Le régime algérien a beau se livrer à des circonvolutions diplomatiques pour maquiller sa crise actuelle avec la Russie, il ne parvient pas à camoufler les énormes défis que procure son soutien à la machine de guerre de Vladimir Poutine.
Deux indications récentes révèlent l’immense gêne du régime algérien à l’égard de Moscou. La première est l’annulation, dans une grande confusion, des manœuvres militaires communes entre l’Algérie et la Russie à la frontière avec le Maroc qui étaient prévues en novembre dernier. La seconde est le report aux calendes grecques, et dans une grande discrétion, de la visite du président Algérien, Abdelamajeed Tebboune, à Moscou prévue elle aussi en décembre dernier.

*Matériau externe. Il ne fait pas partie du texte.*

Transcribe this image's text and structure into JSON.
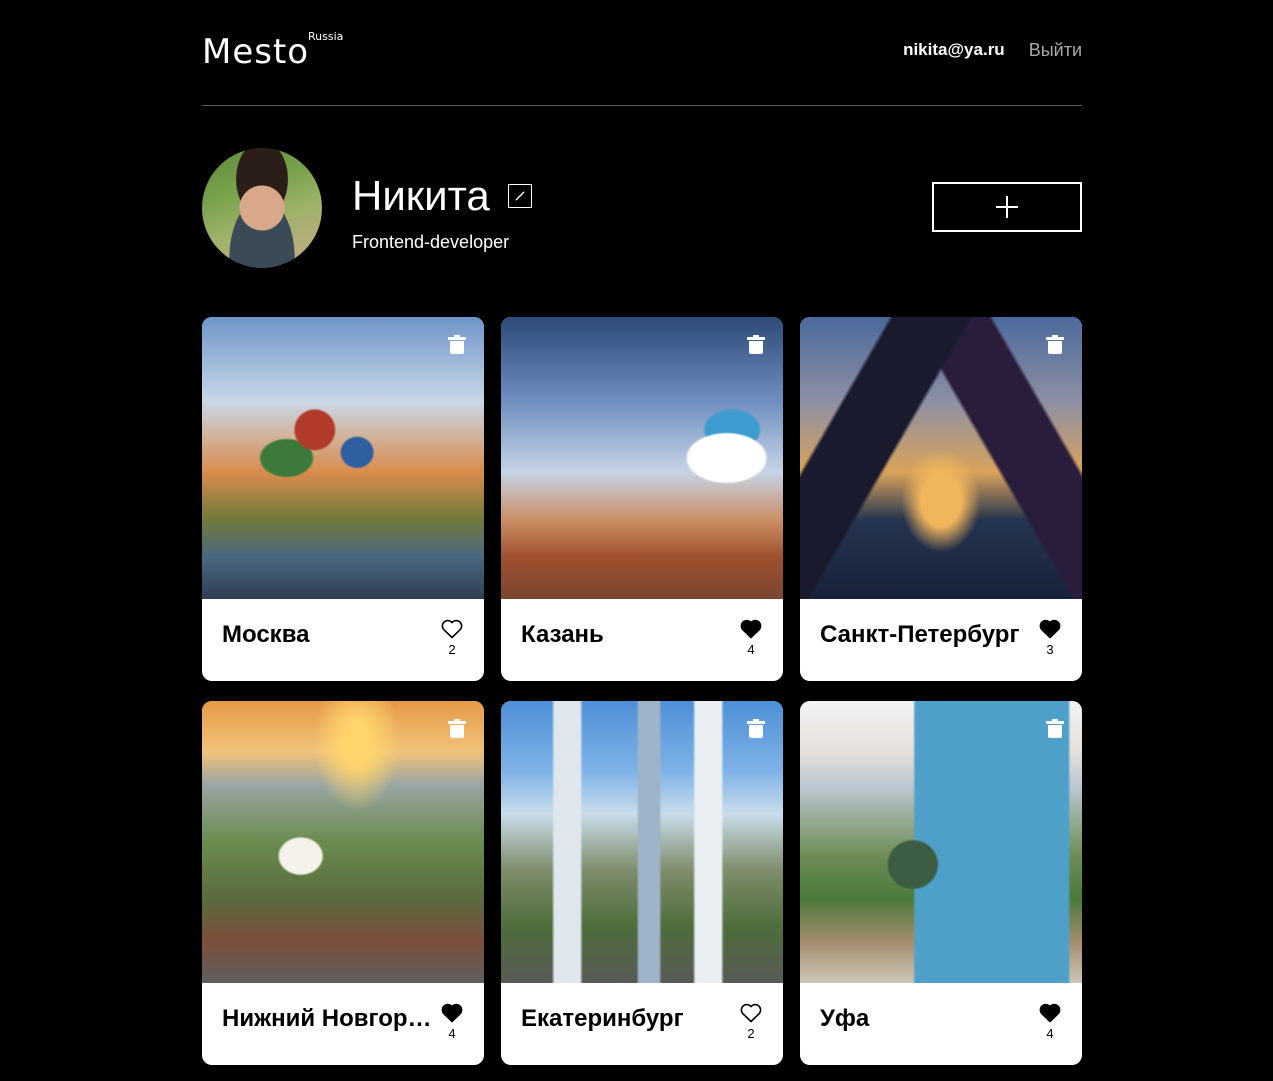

Ces deux concessions algériennes ne sont pas le fruit du hasard. Elle sont les conséquences d’une pression américaine sans précédent sur le régime algérien. Cette pression s’est faite sur un double niveau.
Le premier a lieu à travers la rencontre inédite entre l’ambassadrice américaine à Alger, Elisabeth Moore Aubin, avec le patron de l’armée algérienne, Saïd Changriha. Au cours de cette fameuse rencontre restée dans les annales diplomatiques comme une énorme bizarrerie, le message a été passé que l’Amérique voit d’un très mauvais œil la présence de soldats russes à la frontière avec le Maroc.
Le second niveau s’est fait à travers une lettre fracassante envoyée par le sénateur républicain, Marco Rubio, au secrétaire d’Etat, Anthony Blinken, demandant à ce que des sanctions soient adoptées contre le régime algérien pour le punir de ses gigantesques achats d’armes russes qui participent à financer la machine de guerre de Vladimir Poutine en Ukraine.
Plus tard, des sénateurs, républicains et démocrates, ont appuyé cette demande auprès du département d’Etat, de la Maison Blanche et du congrès américain, mettant le régime algérien dans une dangereuse ligne de mire américaine.
C’est sous cette pression de Washington qu’Alger a dû se résoudre à annuler aussi bien les manœuvres militaires communes avec la Russie que la visite de Tebboune à Moscou. Dans ses récentes interviews, le président algérien maintient l’illusion de sa prochaine visite en Russie, sans grande conviction sauf à évoquer cette non moins illusoire posture de non-aligné dépassée par les nouvelles donnes politiques.
Les tensions entre Alger et Moscou ne se limitent pas au domaine militaire et à l’achat d’armement. Le Gaz est aussi au cœur de ce bras de fer. La stratégie de Vladimir Poutine a été depuis le début de cette guerre, pensée sur une idée cardinale: Priver les pays européens de son gaz et de son pétrole pour mettre à genoux leurs économies et les obliger à négocier une paix sous ces conditions.
En cherchant une alternative au gaz russe, les pays européens se sont tournés, entre autres, vers le gaz algérien. Et Alger s’est retrouvé dans une impasse politique. Ou soutenir la stratégie militaire de son allié russe en s’abstenant de vendre son gaz à l’Europe pour faire réussir la politique de privation et d’encerclement russe, ou fournir aux pays européens son gaz pour les aider à contourner et à faire échouer la stratégie de Vladimir Poutine à leur égard.
Devant les pressions européennes et américaines, le régime algérien a dû laisser tomber son allié russe dans sa bataille du gaz. Cette attitude laissera sans aucun doute des traces sur la fameuse alliance militaire et politique tissée au fil des décennies entre Alger et Moscou.
Même à l’égard des forces paramilitaires russes Wagner qui déstabilisent les intérêts des occidentaux en Afrique, le régime algérien ne parvient pas à formuler une condamnation claire, montrant plutôt une sourde complicité avec les desseins militaires russes dans la région du Sahel.
Abdelmadjid Tebboune a eu cette phrase en direction du Mali qui a fait couler beaucoup d’encre sans être une ferme condamnation de Wagner: « L’argent que coûte cette présence serait mieux placé et plus utile s’il allait dans le développement du Sahel ».
Cet amas de contradictions enferme le régime algérien dans un piège politique où il aura du mal à continuer à jouer sur les deux tableaux sans subir une coûteuse séquence de vérité et de clarification.
Ce qui apparaît clairement à travers cette crise, c’est que le régime algérien a perdu l’estime de la Russie sans gagner la confiance des Américains et des Européens qui le perçoivent comme un pays incertain, indigne d’avoir le statut d’allié. Ce qui va accentuer sa solitude et son isolement.